Welcome to New Delhi’s Ghazipur landfill that was first opened back in 1984. It grows at an exceptional pace and will become higher than the Taj Mahal within a year or so. The Ghazipur landfill has been nicknamed ‘Mount Everest’ by the locals of New Delhi.
India’s Mount Everest is already over 65 meters tall and as the Supreme Court of India has already pointed out, is well overdue for installation of aircraft warning lights. This was not the intention when Ghazipur landfill became operation. The landfill reached its maximum capacity back in 2002 at the height of 20 meters. However, 21 million people living in New Delhi are still relying on this landfill along with two other landfills – all of which have reached their maximum capacities more than a decade ago.
According to a Delhi municipal official, ‘About 2,000 tonnes of garbage is dumped at Ghazipur each day.’ This converts to about 10 meters of trash every year. East Delhi Municipal Corporation (EDMC) has attempted and failed to shut it down multiple times. Last year, a landslide claimed the lives of two locals after the mountain collapsed because of heavy rains. This stirred the community and even a landfill rehabilitation analysis was carried out by the US Environmental Protection Agency (EPA).
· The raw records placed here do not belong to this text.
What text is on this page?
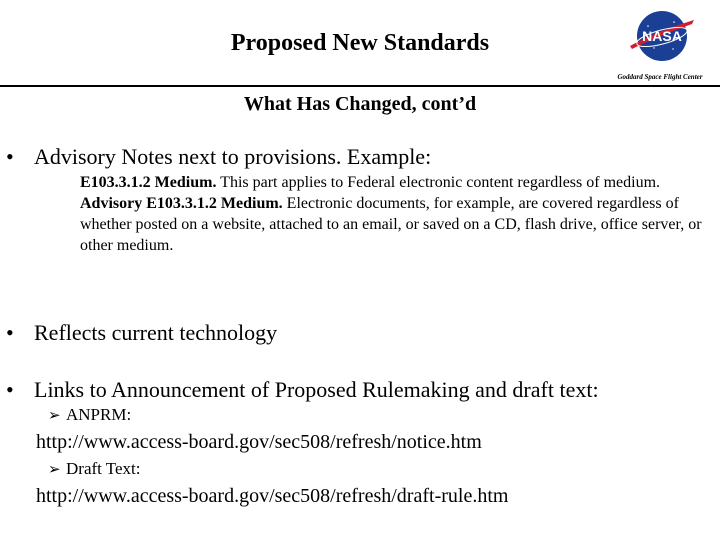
Proposed New Standards	NASA
Goddard Space Flight Center
What Has Changed, cont’d
• Advisory Notes next to provisions. Example:
E103.3.1.2 Medium. This part applies to Federal electronic content regardless of medium.
Advisory E103.3.1.2 Medium. Electronic documents, for example, are covered regardless of whether posted on a website, attached to an email, or saved on a CD, flash drive, office server, or other medium.
• Reflects current technology
• Links to Announcement of Proposed Rulemaking and draft text:
➢ ANPRM:
http://www.access-board.gov/sec508/refresh/notice.htm
➢ Draft Text:
http://www.access-board.gov/sec508/refresh/draft-rule.htm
According to the authors of the report, ‘Waste disposal practices are not well controlled, which has led to the formation of steep and unstable slopes. Subsurface fires, smoke emissions from the surface of the waste, animals scavenging waste, and informal sector waste recyclers were all observed during the November 2017 site visit.’
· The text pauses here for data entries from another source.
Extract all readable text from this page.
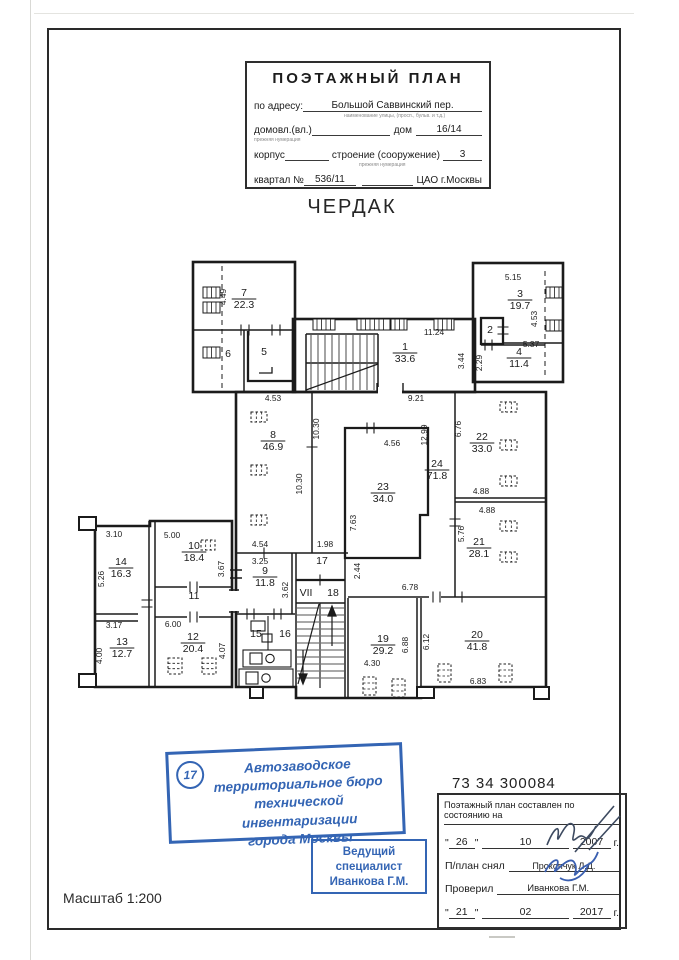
ПОЭТАЖНЫЙ ПЛАН
по адресу:	Большой Саввинский пер.
наименование улицы, (просп., бульв. и т.д.)
домовл.(вл.)	дом	16/14
прежняя нумерация
корпус	строение (сооружение)	3
прежняя нумерация
квартал №	536/11	ЦАО г.Москвы
ЧЕРДАК
1
33.6
2
3
19.7
4
11.4
5
6
7
22.3
8
46.9
9
11.8
10
18.4
11
12
20.4
13
12.7
14
16.3
15 16
17
18
VII
19
29.2
20
41.8
21
28.1
22
33.0
23
34.0
24
71.8
4.49
5.15
4.53
11.24
3.44
5.37
2.29
4.53	9.21
10.30
10.30
12.99
4.56
6.76
4.88
4.88
7.63
5.76
4.54	1.98
3.25
3.10	5.00
5.26
3.67
3.62
3.17	6.00
4.00	4.07
2.44
6.78
6.88 6.12
4.30
6.83
17	Автозаводское
территориальное бюро
технической инвентаризации
города Москвы
Ведущий
специалист
Иванкова Г.М.
73 34 300084
Поэтажный план составлен по состоянию на
" 26 "	10	2007 г.
П/план снял	Прокопчук Л.Д.
Проверил	Иванкова Г.М.
" 21 "	02	2017 г.
Масштаб 1:200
The report’s conclusion was quite straightforward; the waste filling was to cease immediately, and the EDMC should close the Ghazipur landfill and switch to a new landfill ASAP. The closure only remained in place for a couple of days before the dump site began operations again. The locals are subjected to a variety of risks because of this. The landslide risk has been talked about, but the aerobic decomposition of the waste is creating heat and methane. This implies that given the right conditions, a fire can ignite quite easily.
The mountain has a tension crack in it that is about 60 meters in length and has a width of about half a meter; thus, the risk of potential slope failures is high. The landfill doesn’t have any linear system and the leachate produced in the dump is oozing into the local canal. Chitra Mukherjee, the head of Chintan – an environmental advocacy group – said, ‘It all needs to be stopped as the continuous dumping has severely polluted the air and groundwater.’
According to a local doctor, she treats about 70 patients every day who come in because of respiratory and stomach sickness thanks to the polluted air. Delhi has seen around 981 deaths because of accurate respiratory infection during 2013 and 2017. Aam Aadmi Party, the ruling party of Delhi, has already responded to a petition of cleaning up the Mount Everest that has become a ticking bomb within 24 months.